I have had this feeling deep down inside of me that has made each activity and day moot. I feel like I’m being slowly drowned in a pit of tar, and it’s encompassing everything that I thought to be joyful and made me elated in a shell of indifference.
I have to fight myself to be interested in anything that does not immediately grab my attention. Even if something is objectively good for me and will help me build a habit or I can make some money from it, I struggle to find any sort of enjoyment from experiencing it.
The thing I was most interested in ever in my life was football. When I had the ball between my feet and I was running on the pitch nothing else in the world mattered. All that mattered is that I felt present and alive. I had the ability to make tangible changes to the course of the game, a game that I absolutely adore.
My whole life used to revolve around football. If I was not playing it, I was watching it, and if I was not watching it, I was playing it as a video game. In my spare time, I used to think about football and the various ways to enjoy it. It is safe to say that football was an important and significant part of my life.
Nowadays all interest I had in the one thing that I used to enjoy more than anything in life is all but gone. This is due to several reasons, one of which is that I can’t play it with anyone anymore. All the people I used to play with for hours every day don’t have time to play now.
Another reason is I also don’t have time to play it. I have my work and master's degree to focus on. These things take up the majority of my time. It has been a few years now since I even touched or kicked a ball.
The real reason I began to lose interest in football is that I could not make a career from it. I live in Gaza, Palestine, which is often called an open-air prison. My family did not have the wherewithal to travel to Europe so I can pursue my dream of becoming a football player. I was stuck here with no plan to build my future in football, and that killed me.
I have been trying for years to fill the hole left behind by football but to no avail. Video games worked for a while and managed to make me feel very similar to when I used to play football. Gaming felt amazing and I was actually decent at it. I played games like Apex Legends and Destiny 2 for hours at a time each day.
I prefer the more action-packed and fast-paced games because they grab and hold my attention for extended periods of time very easily. They give me that rush of pure adrenalin that I used to have when playing football.
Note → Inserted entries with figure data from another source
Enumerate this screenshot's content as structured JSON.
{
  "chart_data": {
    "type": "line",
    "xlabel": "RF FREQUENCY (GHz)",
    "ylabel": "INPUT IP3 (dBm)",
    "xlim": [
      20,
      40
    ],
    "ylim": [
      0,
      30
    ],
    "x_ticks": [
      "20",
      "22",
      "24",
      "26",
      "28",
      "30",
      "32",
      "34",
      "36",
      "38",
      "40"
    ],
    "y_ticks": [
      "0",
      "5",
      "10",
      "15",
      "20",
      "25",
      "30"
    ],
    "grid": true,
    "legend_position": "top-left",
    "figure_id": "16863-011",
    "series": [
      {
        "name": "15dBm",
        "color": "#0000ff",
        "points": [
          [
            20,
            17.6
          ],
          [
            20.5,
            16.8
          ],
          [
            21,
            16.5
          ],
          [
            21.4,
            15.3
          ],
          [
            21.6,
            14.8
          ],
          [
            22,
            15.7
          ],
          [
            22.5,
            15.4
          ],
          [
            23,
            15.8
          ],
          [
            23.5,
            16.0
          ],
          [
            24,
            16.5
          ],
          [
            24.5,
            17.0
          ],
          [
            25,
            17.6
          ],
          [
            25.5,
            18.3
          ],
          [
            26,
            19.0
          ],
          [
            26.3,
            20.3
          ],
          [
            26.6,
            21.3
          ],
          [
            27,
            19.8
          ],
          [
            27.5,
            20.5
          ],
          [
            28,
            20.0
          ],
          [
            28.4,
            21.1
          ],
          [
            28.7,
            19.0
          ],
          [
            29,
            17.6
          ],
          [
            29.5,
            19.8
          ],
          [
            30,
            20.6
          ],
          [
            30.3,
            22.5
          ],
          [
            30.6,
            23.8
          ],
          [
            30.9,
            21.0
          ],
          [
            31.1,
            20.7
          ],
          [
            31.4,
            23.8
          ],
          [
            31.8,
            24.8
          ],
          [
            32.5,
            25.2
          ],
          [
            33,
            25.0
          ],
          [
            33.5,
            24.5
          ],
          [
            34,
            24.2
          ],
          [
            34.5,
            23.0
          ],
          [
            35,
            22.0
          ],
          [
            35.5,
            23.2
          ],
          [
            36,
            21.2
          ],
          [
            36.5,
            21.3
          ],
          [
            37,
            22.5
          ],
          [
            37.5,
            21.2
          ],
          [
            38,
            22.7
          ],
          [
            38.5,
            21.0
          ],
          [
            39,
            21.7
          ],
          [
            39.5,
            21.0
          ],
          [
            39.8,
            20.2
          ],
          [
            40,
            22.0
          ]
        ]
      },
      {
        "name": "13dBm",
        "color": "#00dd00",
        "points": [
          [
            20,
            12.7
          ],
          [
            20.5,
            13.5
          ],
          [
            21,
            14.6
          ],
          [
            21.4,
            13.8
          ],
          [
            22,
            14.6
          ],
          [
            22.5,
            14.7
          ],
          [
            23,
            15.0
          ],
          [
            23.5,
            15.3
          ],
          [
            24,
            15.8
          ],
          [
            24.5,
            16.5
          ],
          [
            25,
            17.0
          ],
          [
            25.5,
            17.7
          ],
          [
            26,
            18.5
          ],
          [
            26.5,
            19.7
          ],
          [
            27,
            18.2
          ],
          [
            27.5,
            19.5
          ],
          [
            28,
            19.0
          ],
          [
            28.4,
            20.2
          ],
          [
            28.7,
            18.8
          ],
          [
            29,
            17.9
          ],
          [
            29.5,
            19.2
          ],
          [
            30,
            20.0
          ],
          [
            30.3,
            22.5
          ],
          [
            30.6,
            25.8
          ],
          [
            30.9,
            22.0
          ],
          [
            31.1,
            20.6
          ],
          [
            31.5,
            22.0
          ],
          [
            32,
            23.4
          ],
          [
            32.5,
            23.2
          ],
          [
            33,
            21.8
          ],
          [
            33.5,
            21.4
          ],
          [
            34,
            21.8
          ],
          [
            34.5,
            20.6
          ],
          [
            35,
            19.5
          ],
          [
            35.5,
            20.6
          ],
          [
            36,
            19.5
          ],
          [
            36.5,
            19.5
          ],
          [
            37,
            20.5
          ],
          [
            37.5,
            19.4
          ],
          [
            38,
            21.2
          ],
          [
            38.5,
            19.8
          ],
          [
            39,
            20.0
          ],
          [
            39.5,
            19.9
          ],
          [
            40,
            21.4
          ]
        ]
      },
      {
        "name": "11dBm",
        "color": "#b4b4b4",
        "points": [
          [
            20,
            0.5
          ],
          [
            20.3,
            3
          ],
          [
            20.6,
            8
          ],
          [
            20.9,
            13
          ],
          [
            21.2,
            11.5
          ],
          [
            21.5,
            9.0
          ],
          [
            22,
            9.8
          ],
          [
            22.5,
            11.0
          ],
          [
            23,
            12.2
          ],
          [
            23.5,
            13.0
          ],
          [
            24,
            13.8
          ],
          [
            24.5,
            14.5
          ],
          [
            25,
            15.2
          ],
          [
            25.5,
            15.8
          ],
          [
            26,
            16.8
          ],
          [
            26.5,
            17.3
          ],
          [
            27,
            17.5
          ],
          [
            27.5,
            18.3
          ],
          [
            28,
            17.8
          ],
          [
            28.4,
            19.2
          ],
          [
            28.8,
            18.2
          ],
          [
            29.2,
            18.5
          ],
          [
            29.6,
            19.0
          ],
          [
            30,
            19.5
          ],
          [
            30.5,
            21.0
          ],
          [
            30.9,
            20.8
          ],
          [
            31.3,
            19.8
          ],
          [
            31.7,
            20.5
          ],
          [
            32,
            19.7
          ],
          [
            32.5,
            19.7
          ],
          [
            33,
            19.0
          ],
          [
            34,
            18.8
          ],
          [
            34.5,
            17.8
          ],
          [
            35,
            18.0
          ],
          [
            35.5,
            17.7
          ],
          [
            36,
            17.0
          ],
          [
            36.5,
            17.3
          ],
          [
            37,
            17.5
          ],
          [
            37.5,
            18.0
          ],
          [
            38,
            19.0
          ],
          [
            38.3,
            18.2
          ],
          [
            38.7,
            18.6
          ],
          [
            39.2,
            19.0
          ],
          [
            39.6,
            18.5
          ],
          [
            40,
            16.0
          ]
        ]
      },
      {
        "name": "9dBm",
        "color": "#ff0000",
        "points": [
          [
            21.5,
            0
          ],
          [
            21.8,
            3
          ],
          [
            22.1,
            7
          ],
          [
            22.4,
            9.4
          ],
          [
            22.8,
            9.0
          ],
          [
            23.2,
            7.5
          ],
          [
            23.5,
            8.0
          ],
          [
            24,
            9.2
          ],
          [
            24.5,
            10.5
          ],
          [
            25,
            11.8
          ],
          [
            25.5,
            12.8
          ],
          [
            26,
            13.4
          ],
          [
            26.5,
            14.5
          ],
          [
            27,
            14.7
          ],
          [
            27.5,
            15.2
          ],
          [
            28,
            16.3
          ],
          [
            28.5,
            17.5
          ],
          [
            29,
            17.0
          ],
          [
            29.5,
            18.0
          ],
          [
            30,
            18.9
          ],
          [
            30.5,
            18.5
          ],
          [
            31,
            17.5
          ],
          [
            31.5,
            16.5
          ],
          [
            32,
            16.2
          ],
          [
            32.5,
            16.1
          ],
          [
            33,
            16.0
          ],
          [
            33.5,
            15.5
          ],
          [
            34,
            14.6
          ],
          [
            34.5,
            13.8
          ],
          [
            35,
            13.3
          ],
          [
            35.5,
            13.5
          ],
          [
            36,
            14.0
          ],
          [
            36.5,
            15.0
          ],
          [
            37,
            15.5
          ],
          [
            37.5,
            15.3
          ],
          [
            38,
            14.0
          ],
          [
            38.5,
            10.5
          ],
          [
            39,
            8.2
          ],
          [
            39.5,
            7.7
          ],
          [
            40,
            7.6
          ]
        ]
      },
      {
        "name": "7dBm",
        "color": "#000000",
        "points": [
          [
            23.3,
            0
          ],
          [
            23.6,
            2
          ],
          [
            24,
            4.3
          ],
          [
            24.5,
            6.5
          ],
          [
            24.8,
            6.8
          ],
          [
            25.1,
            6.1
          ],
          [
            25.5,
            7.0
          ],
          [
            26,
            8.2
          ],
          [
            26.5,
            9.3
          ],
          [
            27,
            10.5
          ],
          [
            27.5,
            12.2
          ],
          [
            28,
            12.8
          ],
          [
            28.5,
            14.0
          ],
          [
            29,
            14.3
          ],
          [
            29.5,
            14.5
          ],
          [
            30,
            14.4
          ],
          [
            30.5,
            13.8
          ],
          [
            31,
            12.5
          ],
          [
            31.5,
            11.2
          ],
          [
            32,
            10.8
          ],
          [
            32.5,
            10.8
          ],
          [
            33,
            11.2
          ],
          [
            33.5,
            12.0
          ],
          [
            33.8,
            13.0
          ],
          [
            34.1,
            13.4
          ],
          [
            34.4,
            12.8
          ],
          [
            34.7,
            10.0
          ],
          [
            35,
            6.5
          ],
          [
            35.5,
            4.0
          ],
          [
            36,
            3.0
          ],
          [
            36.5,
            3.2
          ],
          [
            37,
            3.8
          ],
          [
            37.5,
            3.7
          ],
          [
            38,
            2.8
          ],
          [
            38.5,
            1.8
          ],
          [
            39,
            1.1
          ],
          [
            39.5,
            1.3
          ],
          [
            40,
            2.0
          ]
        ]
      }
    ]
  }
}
My enjoyment of games gradually decreased, also because I could not find anyone to play with, and I was just bored of playing the games because I kept dying a lot.
3D programs like Blender and Cinema 4D were also things that captured my attention. They were really fun at the beginning as I was just messing around with the physics and running simulation, but they were incredibly difficult to master. Seeing all the amazing art everyone made on Pinterest and Behance and then comparing it to mine made it really hard for me to go on with mastering the programs.
I have not been clinically diagnosed with ADHD, but I’m fairly positive that I have it. One of the symptoms of ADHD is dysregulated attention, meaning if the activity is something I like and I’m intrigued by, then it will have no problem at all holding my attention. If it is something I don’t like, then it is a very arduous task to keep doing that particular activity.
Video games and 3D did manage to fill some of that hole left by football, but I could not enjoy them for very long.
I can’t tell if I am just depressed or burnt out, but finding interesting things to invest my time and effort into them has been extremely difficult for me to do lately.
Writing is one of my new endeavors, and it has honestly been quite refreshing and relieving to type away the thoughts running through my mind. It feels like I’m confiding in my best friend. Of course, making money from writing will definitely give me the drive and motivation to keep writing and publishing, but that is yet to be seen.